As I took a chug, she said, “I saw Brand today,” and I almost choked on it.
Wiping my mouth with the back of my hand, I asked, “Where?”
“At the ranch. He was with Bax and Rye.”
“Oh. Well, how’d he, you know, look?”
“Haunted and miserable,” she assured me definitively.
“I know you’re lyin’, but thanks.”
She smiled. “He looked the same as he always does. But I will say that it felt like somethin’ has changed with him. I couldn’t tell what it might be when I talked to him, but?—”
“You talked to him?” I asked, pulling my legs out from beneath hers. Her feet fell to the floor, and we both sat up.
“Yeah. Well, I yelled at him, actually.”
“What? Why?”
“Because, Roxi, he broke my best friend’s heart.”

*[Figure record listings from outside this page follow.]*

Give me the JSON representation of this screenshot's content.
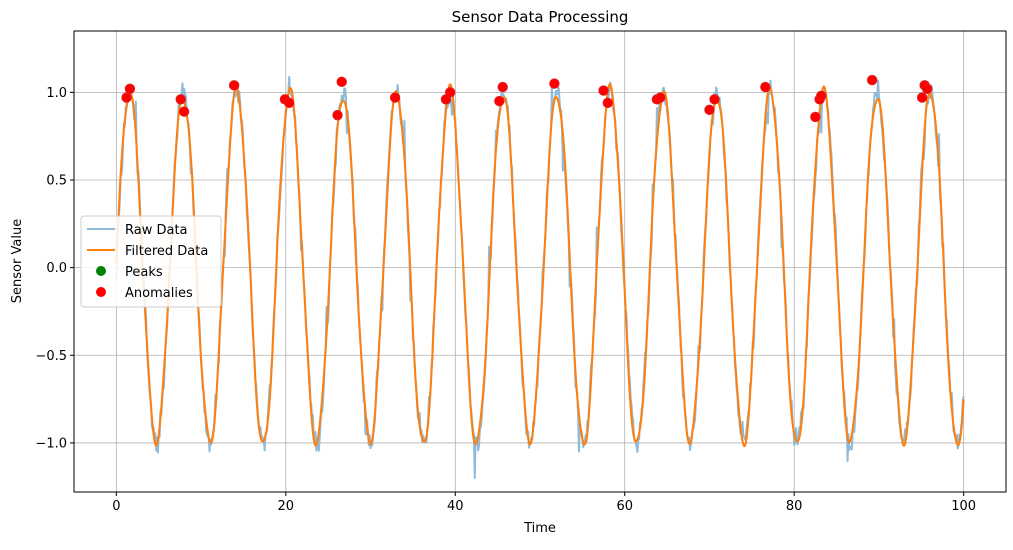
{
  "chart_data": {
    "type": "line",
    "title": "Sensor Data Processing",
    "xlabel": "Time",
    "ylabel": "Sensor Value",
    "xlim": [
      -5,
      105
    ],
    "ylim": [
      -1.28,
      1.35
    ],
    "xticks": [
      0,
      20,
      40,
      60,
      80,
      100
    ],
    "xtick_labels": [
      "0",
      "20",
      "40",
      "60",
      "80",
      "100"
    ],
    "yticks": [
      -1.0,
      -0.5,
      0.0,
      0.5,
      1.0
    ],
    "ytick_labels": [
      "−1.0",
      "−0.5",
      "0.0",
      "0.5",
      "1.0"
    ],
    "grid": true,
    "legend_position": "center-left",
    "signal": {
      "period": 6.3,
      "amplitude": 1.0,
      "x_start": 0,
      "x_end": 100,
      "noise_amplitude": 0.12
    },
    "series": [
      {
        "name": "Raw Data",
        "kind": "line",
        "color": "#8fbbd9"
      },
      {
        "name": "Filtered Data",
        "kind": "line",
        "color": "#ff7f0e"
      },
      {
        "name": "Peaks",
        "kind": "scatter",
        "color": "#008000"
      },
      {
        "name": "Anomalies",
        "kind": "scatter",
        "color": "#ff0000",
        "edge_color": "#d62728",
        "points": [
          [
            1.2,
            0.97
          ],
          [
            1.6,
            1.02
          ],
          [
            7.6,
            0.96
          ],
          [
            8.0,
            0.89
          ],
          [
            13.9,
            1.04
          ],
          [
            19.9,
            0.96
          ],
          [
            20.4,
            0.94
          ],
          [
            26.1,
            0.87
          ],
          [
            26.6,
            1.06
          ],
          [
            32.9,
            0.97
          ],
          [
            38.9,
            0.96
          ],
          [
            39.4,
            1.0
          ],
          [
            45.2,
            0.95
          ],
          [
            45.6,
            1.03
          ],
          [
            51.7,
            1.05
          ],
          [
            57.5,
            1.01
          ],
          [
            58.0,
            0.94
          ],
          [
            63.8,
            0.96
          ],
          [
            64.2,
            0.97
          ],
          [
            70.0,
            0.9
          ],
          [
            70.6,
            0.96
          ],
          [
            76.6,
            1.03
          ],
          [
            82.5,
            0.86
          ],
          [
            83.0,
            0.96
          ],
          [
            83.2,
            0.98
          ],
          [
            89.2,
            1.07
          ],
          [
            95.1,
            0.97
          ],
          [
            95.4,
            1.04
          ],
          [
            95.7,
            1.02
          ]
        ]
      }
    ]
  }
}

I wanted to pummel her, but she was the best damn friend I could ever hope to have.
“What did you say? What did he say?”
“He didn’t say much, but I said a lot. I told him you were the best thing to ever happen to him and that he’s an idiot for lettin’ you go.”
“And?”
“And he agreed with me.”
Somehow, that made me feel worse. If he was oblivious as to why he’d lost me, at least then I could blame my heartache on his stupidity.
But Brand was anything but stupid, so I felt certain he knew exactly what had gone wrong between us. I’d been pretty clear back on his friend’s jet, and he’d heard every word.
So if he was admitting to Aubrey that he’d made a mistake, then why wasn’t he doing anything to fix it?